Ed Gein was repeatedly beaten around the head by his alcoholic father. Gary Heidnik fell from a tree at age six and hit his head hard enough to deform his skull. Jerry Brudos, electrocuted as a 21-year-old, complained of recurring migraine headaches and blackouts. Edmund Kemper suffered a head injury after crashing his motorcycle.
These four individuals, among the half-dozen infamous serial killers whose crimes inspired the fictional character Buffalo Bill in the movie The Silence of the Lambs, demonstrate the frequency of suspected brain injuries as potential contributing to the making of the very worst criminals.
Now research led by neurologist Ryan Darby, of Vanderbilt University Medical Centre in Nashville, Tennessee, US, has shed light on how brain ‘lesions’ – identifiable injuries caused by trauma, stroke or tumours – contribute to criminal behaviour, through damaging not just one specific area but any number of regions involved in the complex networked neurological processes of higher human brain function.
Based on mapping the brains of 17 individuals convicted of crimes ranging from fraud and theft to assault, rape and murder – the research, published in Proceedings of the National Academy of Sciences – suggests criminality is linked to impairment of neural networks involved in morality, value-based decision-making and ‘theory of mind’, the cluster of abilities for understanding the mental processes and perspectives of others.
No impairment was shown to neural regions involved in cognitive control or empathy, the researchers report. That suggests some distinction between what makes a criminal and what makes a psychopath or sociopath, for whom lack of empathy is considered a key feature. This might explain why some psychopaths become murderous monsters – as in the case of the aforementioned serial killers – while others become successful corporate managers.
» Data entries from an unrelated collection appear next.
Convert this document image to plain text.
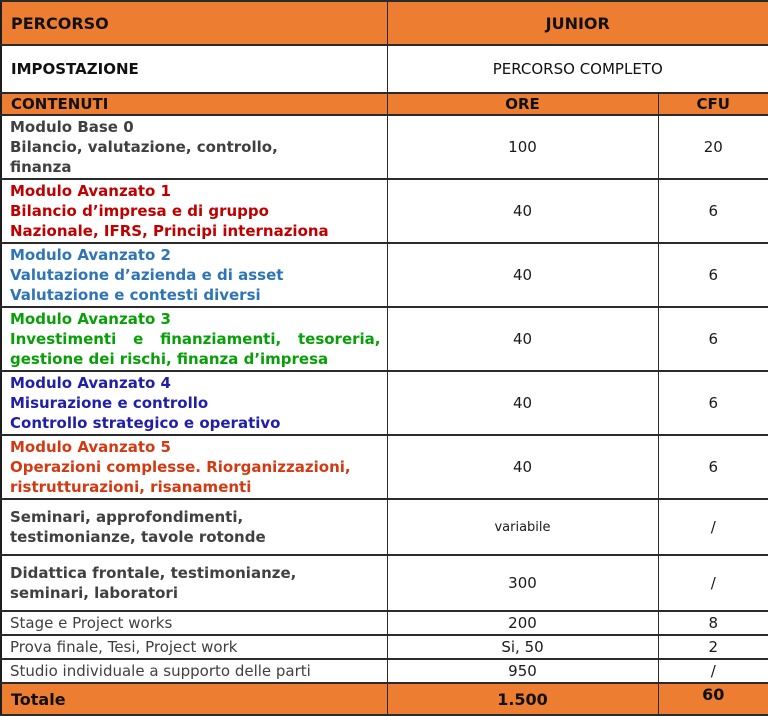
PERCORSO	JUNIOR	
IMPOSTAZIONE	PERCORSO COMPLETO	
CONTENUTI	ORE	CFU

Modulo Base 0
Bilancio, valutazione, controllo,
finanza	100	20

Modulo Avanzato 1
Bilancio d’impresa e di gruppo
Nazionale, IFRS, Principi internaziona	40	6

Modulo Avanzato 2
Valutazione d’azienda e di asset
Valutazione e contesti diversi	40	6

Modulo Avanzato 3
Investimenti e finanziamenti, tesoreria,
gestione dei rischi, finanza d’impresa	40	6

Modulo Avanzato 4
Misurazione e controllo
Controllo strategico e operativo	40	6

Modulo Avanzato 5
Operazioni complesse. Riorganizzazioni,
ristrutturazioni, risanamenti	40	6

Seminari, approfondimenti,
testimonianze, tavole rotonde	variabile	/

Didattica frontale, testimonianze,
seminari, laboratori	300	/

Stage e Project works	200	8

Prova finale, Tesi, Project work	Si, 50	2

Studio individuale a supporto delle parti	950	/
Totale	1.500	60
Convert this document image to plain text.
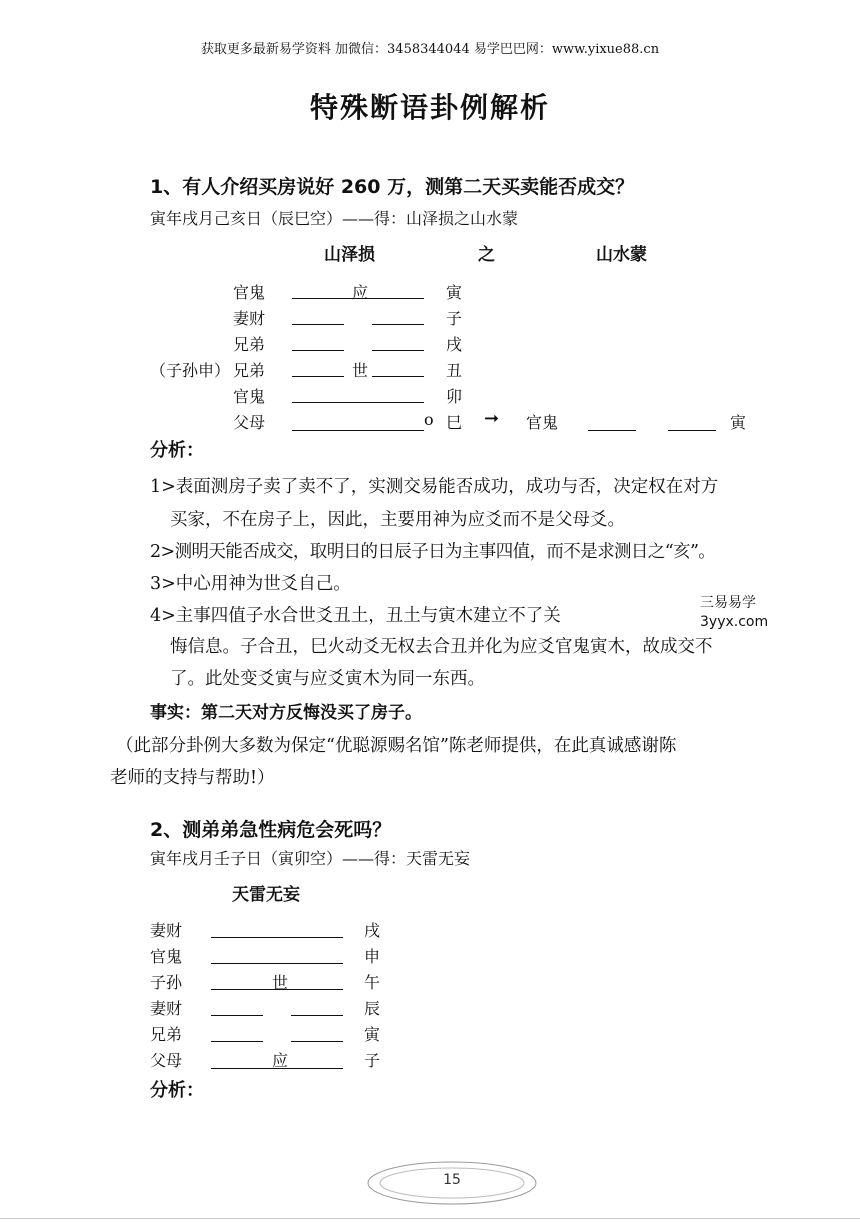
获取更多最新易学资料 加微信：3458344044 易学巴巴网：www.yixue88.cn
特殊断语卦例解析
1、有人介绍买房说好 260 万，测第二天买卖能否成交？
寅年戌月己亥日（辰巳空）——得：山泽损之山水蒙
山泽损	之	山水蒙
官鬼	应	寅
妻财	子
兄弟	戌
（子孙申） 兄弟	世	丑
官鬼	卯
父母	o 巳 ➞ 官鬼	寅
分析：
1>表面测房子卖了卖不了，实测交易能否成功，成功与否，决定权在对方
买家，不在房子上，因此，主要用神为应爻而不是父母爻。
2>测明天能否成交，取明日的日辰子日为主事四值，而不是求测日之“亥”。
3>中心用神为世爻自己。
4>主事四值子水合世爻丑土，丑土与寅木建立不了关
悔信息。子合丑，巳火动爻无权去合丑并化为应爻官鬼寅木，故成交不
了。此处变爻寅与应爻寅木为同一东西。
三易易学
3yyx.com
事实：第二天对方反悔没买了房子。
（此部分卦例大多数为保定“优聪源赐名馆”陈老师提供，在此真诚感谢陈
老师的支持与帮助!）
2、测弟弟急性病危会死吗？
寅年戌月壬子日（寅卯空）——得：天雷无妄
天雷无妄
妻财	戌
官鬼	申
子孙	世	午
妻财	辰
兄弟	寅
父母	应	子
分析：
15
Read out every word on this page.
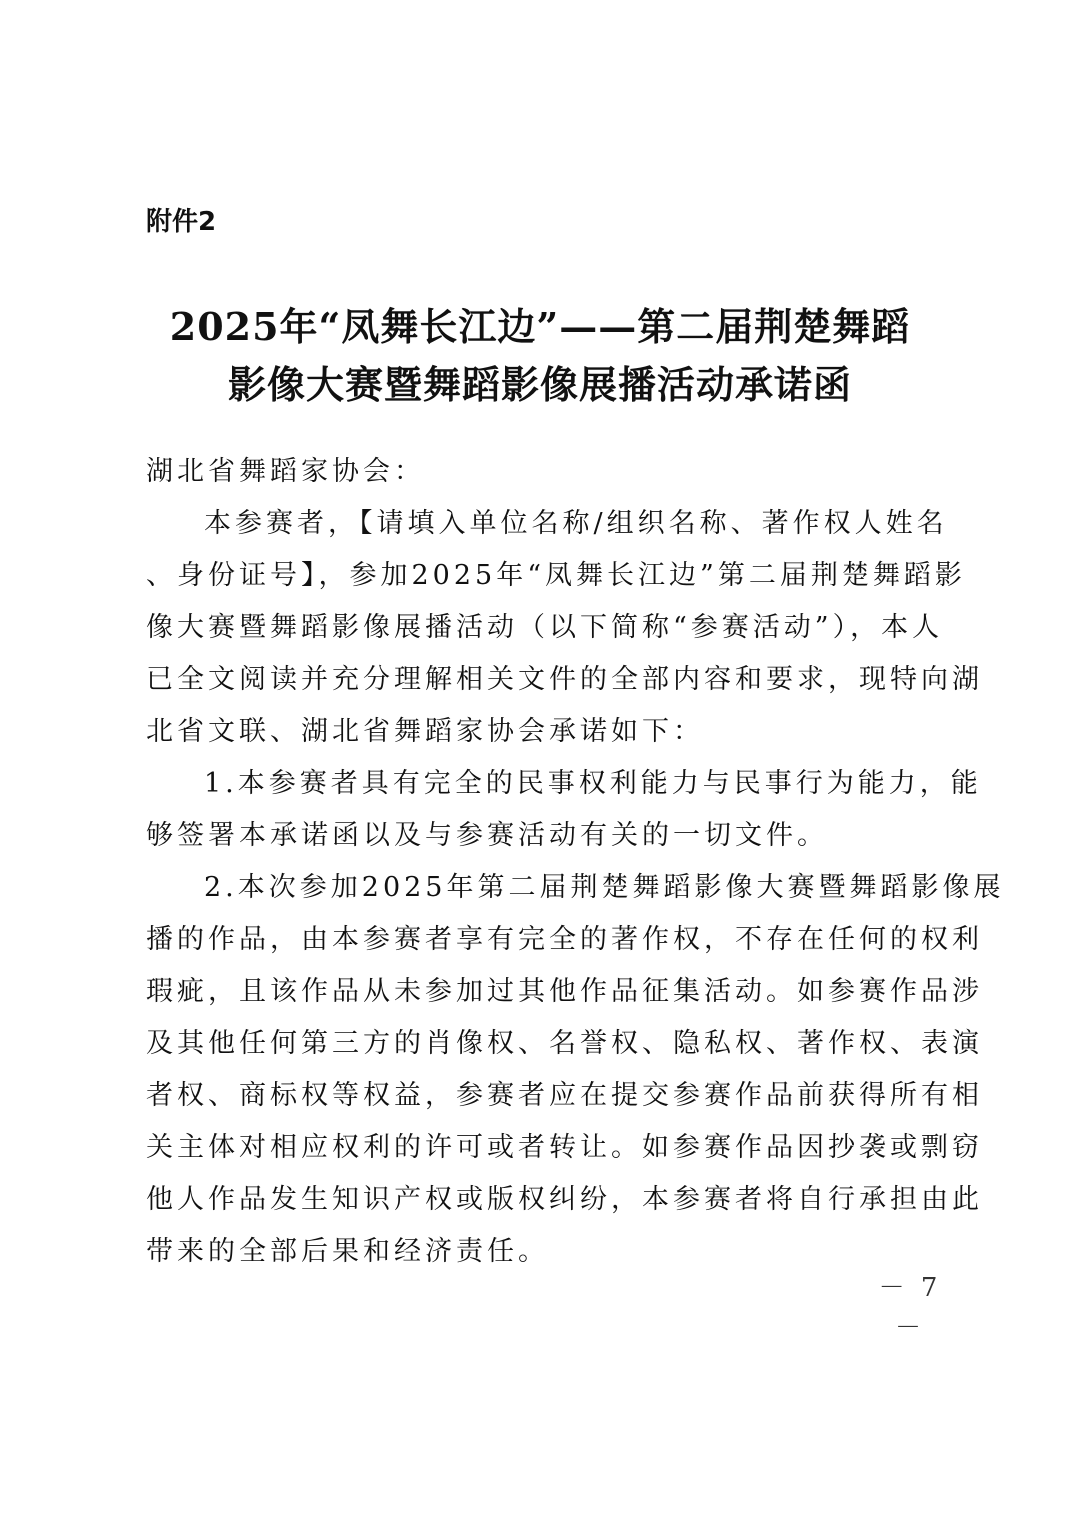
附件2
2025年“凤舞长江边”——第二届荆楚舞蹈
影像大赛暨舞蹈影像展播活动承诺函
湖北省舞蹈家协会：
本参赛者，【请填入单位名称/组织名称、著作权人姓名
、身份证号】，参加2025年“凤舞长江边”第二届荆楚舞蹈影
像大赛暨舞蹈影像展播活动（以下简称“参赛活动”），本人
已全文阅读并充分理解相关文件的全部内容和要求，现特向湖
北省文联、湖北省舞蹈家协会承诺如下：
1.本参赛者具有完全的民事权利能力与民事行为能力，能
够签署本承诺函以及与参赛活动有关的一切文件。
2.本次参加2025年第二届荆楚舞蹈影像大赛暨舞蹈影像展
播的作品，由本参赛者享有完全的著作权，不存在任何的权利
瑕疵，且该作品从未参加过其他作品征集活动。如参赛作品涉
及其他任何第三方的肖像权、名誉权、隐私权、著作权、表演
者权、商标权等权益，参赛者应在提交参赛作品前获得所有相
关主体对相应权利的许可或者转让。如参赛作品因抄袭或剽窃
他人作品发生知识产权或版权纠纷，本参赛者将自行承担由此
带来的全部后果和经济责任。
－ 7 －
It is an “extremely interesting” result, says Winnifred Louis, a psychologist at the University of Queensland in Australia, whose research is focused on the influence of identity and norms on social decision making.
While theory of mind – the capacity to understand other people’s point of view – is like a cognitive antecedent of empathy, Louis notes the reported absence of a connection to lower empathy highlights these criminals’ lack of victim-focus.
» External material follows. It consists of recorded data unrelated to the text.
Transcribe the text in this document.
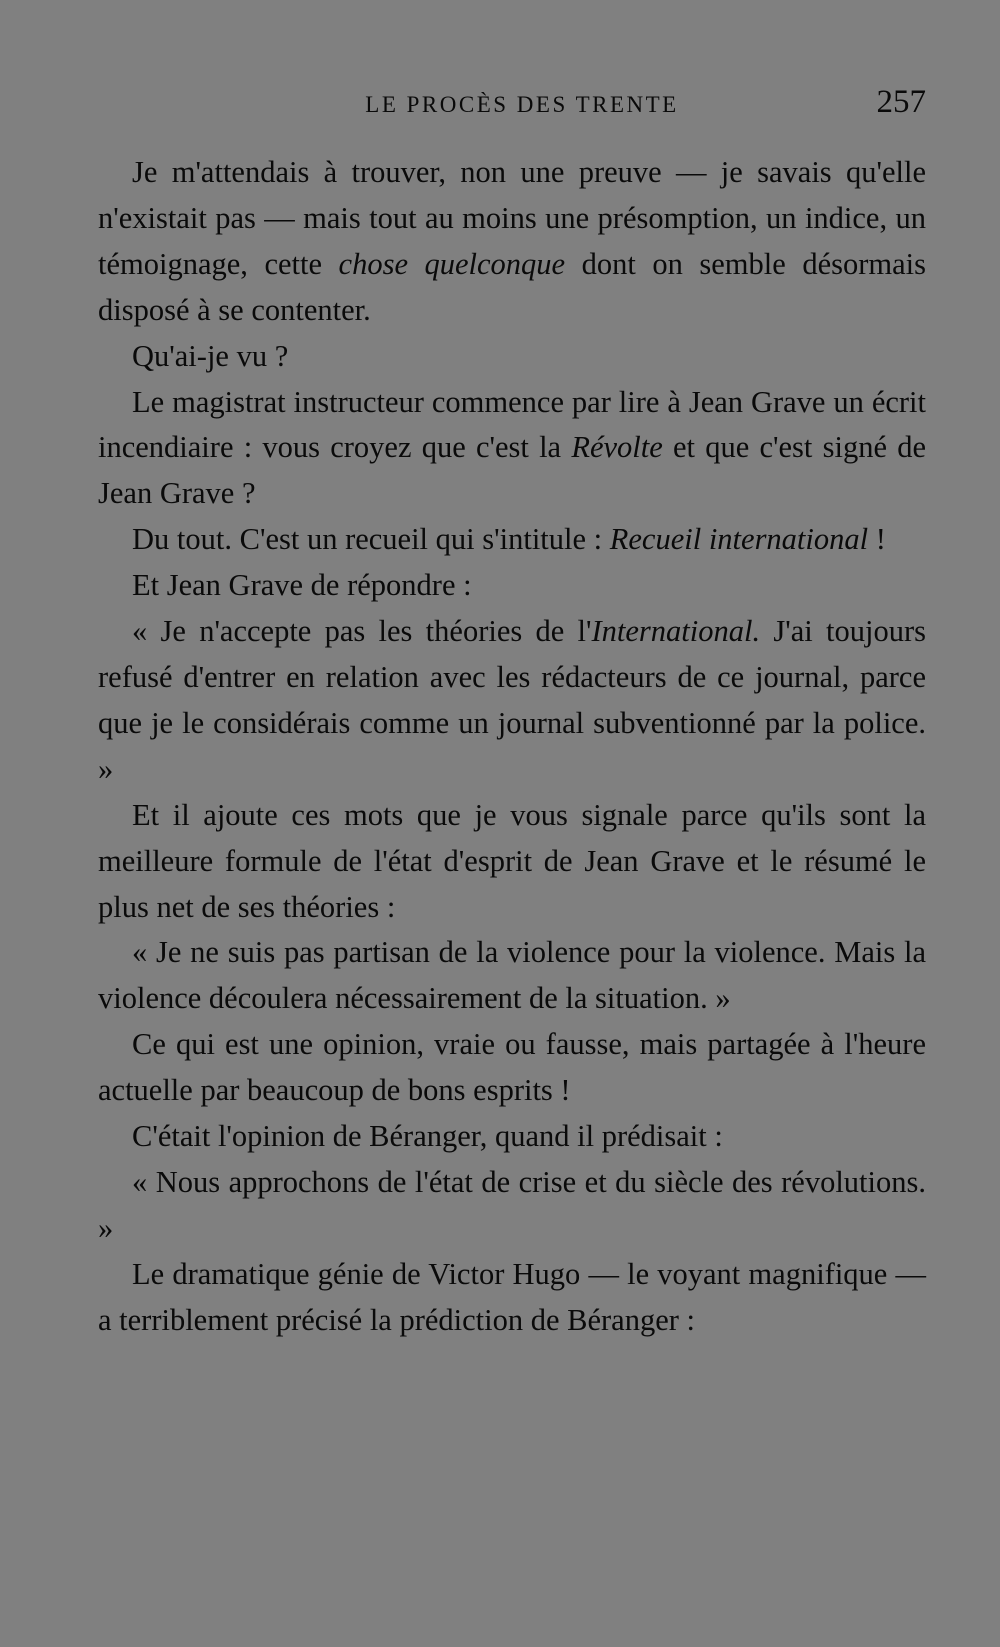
LE PROCÈS DES TRENTE	257

Je m'attendais à trouver, non une preuve — je savais qu'elle n'existait pas — mais tout au moins une présomption, un indice, un témoignage, cette chose quelconque dont on semble désormais disposé à se contenter.

Qu'ai-je vu ?

Le magistrat instructeur commence par lire à Jean Grave un écrit incendiaire : vous croyez que c'est la Révolte et que c'est signé de Jean Grave ?

Du tout. C'est un recueil qui s'intitule : Recueil international !

Et Jean Grave de répondre :

« Je n'accepte pas les théories de l'International. J'ai toujours refusé d'entrer en relation avec les rédacteurs de ce journal, parce que je le considérais comme un journal subventionné par la police. »

Et il ajoute ces mots que je vous signale parce qu'ils sont la meilleure formule de l'état d'esprit de Jean Grave et le résumé le plus net de ses théories :

« Je ne suis pas partisan de la violence pour la violence. Mais la violence découlera nécessairement de la situation. »

Ce qui est une opinion, vraie ou fausse, mais partagée à l'heure actuelle par beaucoup de bons esprits !

C'était l'opinion de Béranger, quand il prédisait :

« Nous approchons de l'état de crise et du siècle des révolutions. »

Le dramatique génie de Victor Hugo — le voyant magnifique — a terriblement précisé la prédiction de Béranger :
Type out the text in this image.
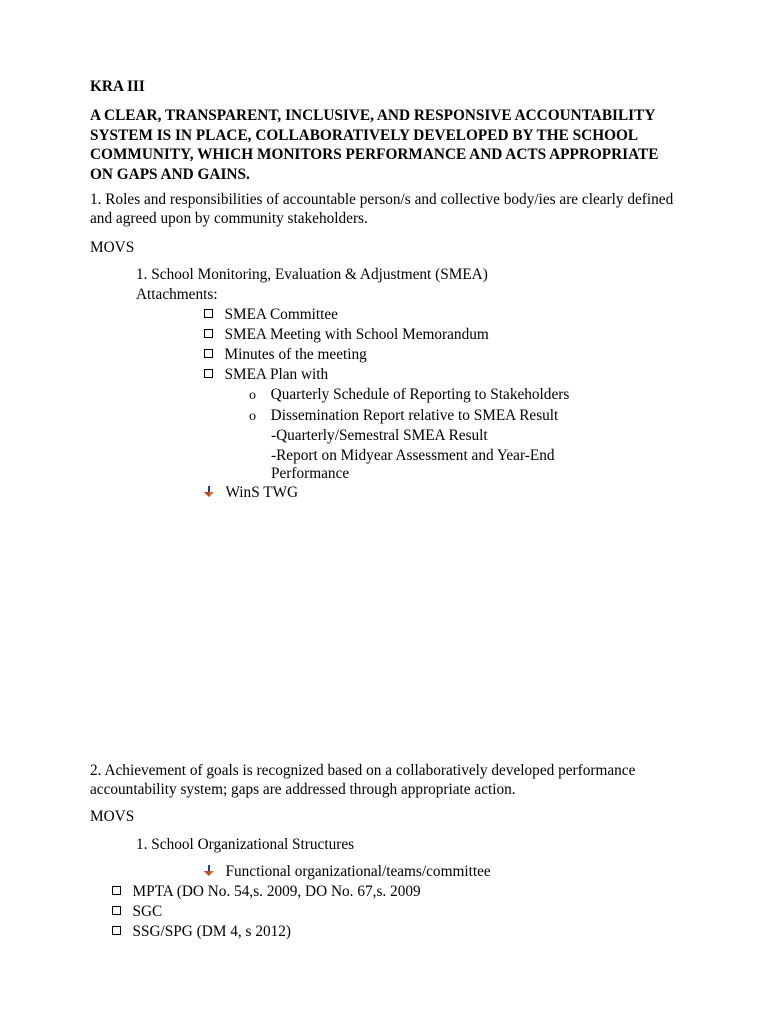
KRA III
A CLEAR, TRANSPARENT, INCLUSIVE, AND RESPONSIVE ACCOUNTABILITY SYSTEM IS IN PLACE, COLLABORATIVELY DEVELOPED BY THE SCHOOL COMMUNITY, WHICH MONITORS PERFORMANCE AND ACTS APPROPRIATE ON GAPS AND GAINS.
1. Roles and responsibilities of accountable person/s and collective body/ies are clearly defined and agreed upon by community stakeholders.
MOVS
1. School Monitoring, Evaluation & Adjustment (SMEA)
Attachments:
SMEA Committee
SMEA Meeting with School Memorandum
Minutes of the meeting
SMEA Plan with
o Quarterly Schedule of Reporting to Stakeholders
o Dissemination Report relative to SMEA Result
-Quarterly/Semestral SMEA Result
-Report on Midyear Assessment and Year-End
Performance
WinS TWG
2. Achievement of goals is recognized based on a collaboratively developed performance accountability system; gaps are addressed through appropriate action.
MOVS
1. School Organizational Structures
Functional organizational/teams/committee
MPTA (DO No. 54,s. 2009, DO No. 67,s. 2009
SGC
SSG/SPG (DM 4, s 2012)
“The authors suggest that what is happening in this data is that the lesions are biasing people towards more utilitarian decisions,” she says.
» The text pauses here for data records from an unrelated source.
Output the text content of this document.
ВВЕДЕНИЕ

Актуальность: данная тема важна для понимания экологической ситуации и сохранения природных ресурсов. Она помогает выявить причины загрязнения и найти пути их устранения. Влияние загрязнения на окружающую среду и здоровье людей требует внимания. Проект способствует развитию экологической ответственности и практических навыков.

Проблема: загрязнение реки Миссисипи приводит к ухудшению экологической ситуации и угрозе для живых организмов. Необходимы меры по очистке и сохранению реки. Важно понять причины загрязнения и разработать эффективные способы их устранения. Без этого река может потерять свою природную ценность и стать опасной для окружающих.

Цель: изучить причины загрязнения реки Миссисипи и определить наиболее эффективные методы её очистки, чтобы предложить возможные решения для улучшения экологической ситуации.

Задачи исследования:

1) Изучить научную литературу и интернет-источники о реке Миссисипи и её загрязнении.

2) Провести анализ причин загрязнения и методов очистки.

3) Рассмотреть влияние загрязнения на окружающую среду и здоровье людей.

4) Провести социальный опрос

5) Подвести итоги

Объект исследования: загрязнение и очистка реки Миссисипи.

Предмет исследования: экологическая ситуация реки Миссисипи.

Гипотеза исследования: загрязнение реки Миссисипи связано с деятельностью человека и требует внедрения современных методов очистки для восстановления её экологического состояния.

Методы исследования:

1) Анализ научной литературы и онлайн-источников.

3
Their brain impairments prevent the processing of personal moral harm to others while leaving intact utilitarian reward calculations for the self. “This is a fascinating suggestion that invites future research,” she notes.
Of the 17 individuals whose brains were mapped, 15 had no criminal record prior to their brain injuries while two showed no criminal behaviour after their brain injuries were treated. The results were supported by data from mapping the brains of 23 other criminals where there far was less definite evidence that neurological damage contributed directly to criminal behaviour. These subjects showed differently located injuries, identifiable through different sequences of MRI or CT scans, but all within a “unique connected brain network distinct from injuries not associated with criminal behaviour”.
While the findings shed light on the specific neurobiology that contributes to criminal behaviour, what makes any one person a criminal remains confoundingly complex. Factors, including genetics, upbringing and social environment, are ingredients in a murky soup.
Edmund Kemper, for example, had already murdered his grandparents years before his motorcycle accident. The brain of Ted Bundy, another source of inspiration for Buffalo Bill, showed no sign of trauma when it was removed and examined after his execution. Previous research shows only a minority of patients suffering brain injuries associated with the network identified by this research commit crimes, while only a fifth of 239 mass-murderers in a 2014 study had a definite or suspected head injury.
“Our work can suggest these lesions increase the likelihood of criminal behaviour,” Darby agrees, “but we do not know the extent to which that happens, as many patients with lesions in these areas do not commit crimes.”
The results certainly help to explain why attempts to identify a specific “criminal behaviour” part of the brain have proven unsuccessful, says clinical neuropsychologist Fiona Kumfor, of Australia’s University of Sydney, whose own research focus is on frontotemporal dementia (which studies have linked to some form of criminal behaviour in a quarter to half of all cases). “There are likely other factors we still don’t understand that causes people to behave in this way,” she says.
One weaknesses of the study, Kumfor says, is it being based on patients, all previously published in scientific literature, who had undergone different cognitive assessments and neuroimaging. “Thus, the evidence for these abilities being involved comes from the brain network neuroimaging analysis only,” she notes. “It will be important for future studies to examine these potential functional brain networks and their associated abilities prospectively.”